Bireysel ve toplumsal tavırlarımızın, taleplerimizin, tepkilerimizin ve tercihlerimizin temelinde yatan belirleyici unsurlar nelerdir? Niyet ve amel boyutunda kalbimiz ve zihnimiz neye odaklanmış, nereye programlanmış? Bir söylem ve eylemi hangi niyetle yapmaktayız? Niyetlerimiz ihlâs korumasında ve kapsamında ise felah ve feraha kavuşacağız. Riya ile kirlenmiş ve kararmış ise kulluğumuz, akıbetimiz hüsran ve hicran olacaktır.

İşte bu bağlamda örnek ve önder Hz Peygamber, Ebu Hureyre’den rivayet edilen şu hadisi şerifiyle dikkatimizi çekiyor: ‘’ Yüce ve mübarek Allah, kıyamet günü halkı arasında hüküm verecektir ki o mahkemeye her ümmet toplu olarak gelir. O mahkemeye ilk davet edilen şunlardır: Kur’an hafızı, çok mal sahibi, Allah yolunda öldürülen… Allah Teâlâ, Kur’an hafızına sorar:

—     Peygamberime gönderdiğim sana öğretildi mi?

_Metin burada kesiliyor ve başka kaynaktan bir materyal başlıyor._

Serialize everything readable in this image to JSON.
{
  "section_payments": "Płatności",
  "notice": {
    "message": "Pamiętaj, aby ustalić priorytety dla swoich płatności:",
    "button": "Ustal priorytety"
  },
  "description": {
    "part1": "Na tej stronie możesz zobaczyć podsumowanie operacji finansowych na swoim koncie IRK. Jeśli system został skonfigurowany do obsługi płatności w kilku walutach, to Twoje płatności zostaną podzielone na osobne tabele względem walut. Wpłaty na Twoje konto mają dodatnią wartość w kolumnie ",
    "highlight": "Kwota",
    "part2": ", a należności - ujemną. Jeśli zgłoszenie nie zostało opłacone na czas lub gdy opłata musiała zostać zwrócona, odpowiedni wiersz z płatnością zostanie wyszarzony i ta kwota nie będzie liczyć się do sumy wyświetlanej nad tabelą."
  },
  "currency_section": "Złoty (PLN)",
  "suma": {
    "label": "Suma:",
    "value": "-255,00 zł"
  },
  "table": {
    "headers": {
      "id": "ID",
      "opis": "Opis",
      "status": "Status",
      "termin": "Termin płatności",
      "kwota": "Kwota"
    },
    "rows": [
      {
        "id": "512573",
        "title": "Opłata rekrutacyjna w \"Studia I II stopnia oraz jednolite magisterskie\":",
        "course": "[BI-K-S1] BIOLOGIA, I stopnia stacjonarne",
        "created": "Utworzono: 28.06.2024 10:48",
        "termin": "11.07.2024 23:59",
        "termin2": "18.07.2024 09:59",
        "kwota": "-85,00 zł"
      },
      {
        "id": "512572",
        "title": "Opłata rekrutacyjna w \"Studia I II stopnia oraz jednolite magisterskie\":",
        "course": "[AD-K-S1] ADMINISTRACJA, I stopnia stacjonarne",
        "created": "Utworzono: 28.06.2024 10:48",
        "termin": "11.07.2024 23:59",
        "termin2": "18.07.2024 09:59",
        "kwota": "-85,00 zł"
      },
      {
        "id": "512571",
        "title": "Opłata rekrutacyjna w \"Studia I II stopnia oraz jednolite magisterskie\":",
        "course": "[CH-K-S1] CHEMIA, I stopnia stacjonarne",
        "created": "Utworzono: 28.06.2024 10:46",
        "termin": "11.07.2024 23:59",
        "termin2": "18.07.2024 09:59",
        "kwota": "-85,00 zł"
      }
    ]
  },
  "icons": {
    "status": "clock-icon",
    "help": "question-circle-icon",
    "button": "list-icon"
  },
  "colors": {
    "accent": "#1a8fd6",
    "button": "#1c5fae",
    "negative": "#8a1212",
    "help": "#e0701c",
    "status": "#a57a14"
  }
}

—     Evet ya Rabbi, öğretildi, deyince şöyle buyurur:

—     O halde öğrendiğin ile ne gibi bir amel işledin? Şu cevabı verir:

—     Gece gündüz onu okudum. Bunun üzerine Allah şöyle buyurur:

—     Yalan söylüyorsun. Melekler şöyle derler:

—     Yalan söylüyorsun. Sen güzel Kur’an okuyor, denilmesini istedin. Nitekim öyle de denildi.

Bundan sonra mal sahibine sorulur:

—     Sana verdiğim mal ile ne gibi amel işledin?

—     Ben akrabalarıma götürdüm. Onlara ve başkalarına sadaka verdim. Buna da Allah Teâlâ:

—     Yalan söylüyorsun! Sen eli açık, cömert denilmesi için yaptın o işleri. Nitekim öyle de denildi.

Bundan sonra Allah yolunda öldürülen getirilir ve sorulur:

—     Sen niçin öldürüldün? Der ki:

—     Senin yolunda dövüştüm ve öldürüldüm. Allah ( cc ) buyurur:

—     Yalan söylüyorsun! Melekler de şöyle derler:

—     Sen kendine kahraman denilmesi için dövüştün ve nitekim öyle de denildi.

Ebu Hureyre ( ra ) diyor ki:

Bundan sonra Resulullah ( sav ) elini dizine vurdu ve şöyle buyurdu:

—     Ya Ebu Hureyre! Anlatılan bu zümreler kıyamet günü Allah’ın cehenneme ilk atacağı kimselerdir.’’ ( Müslim, Tirmizi, Nesai )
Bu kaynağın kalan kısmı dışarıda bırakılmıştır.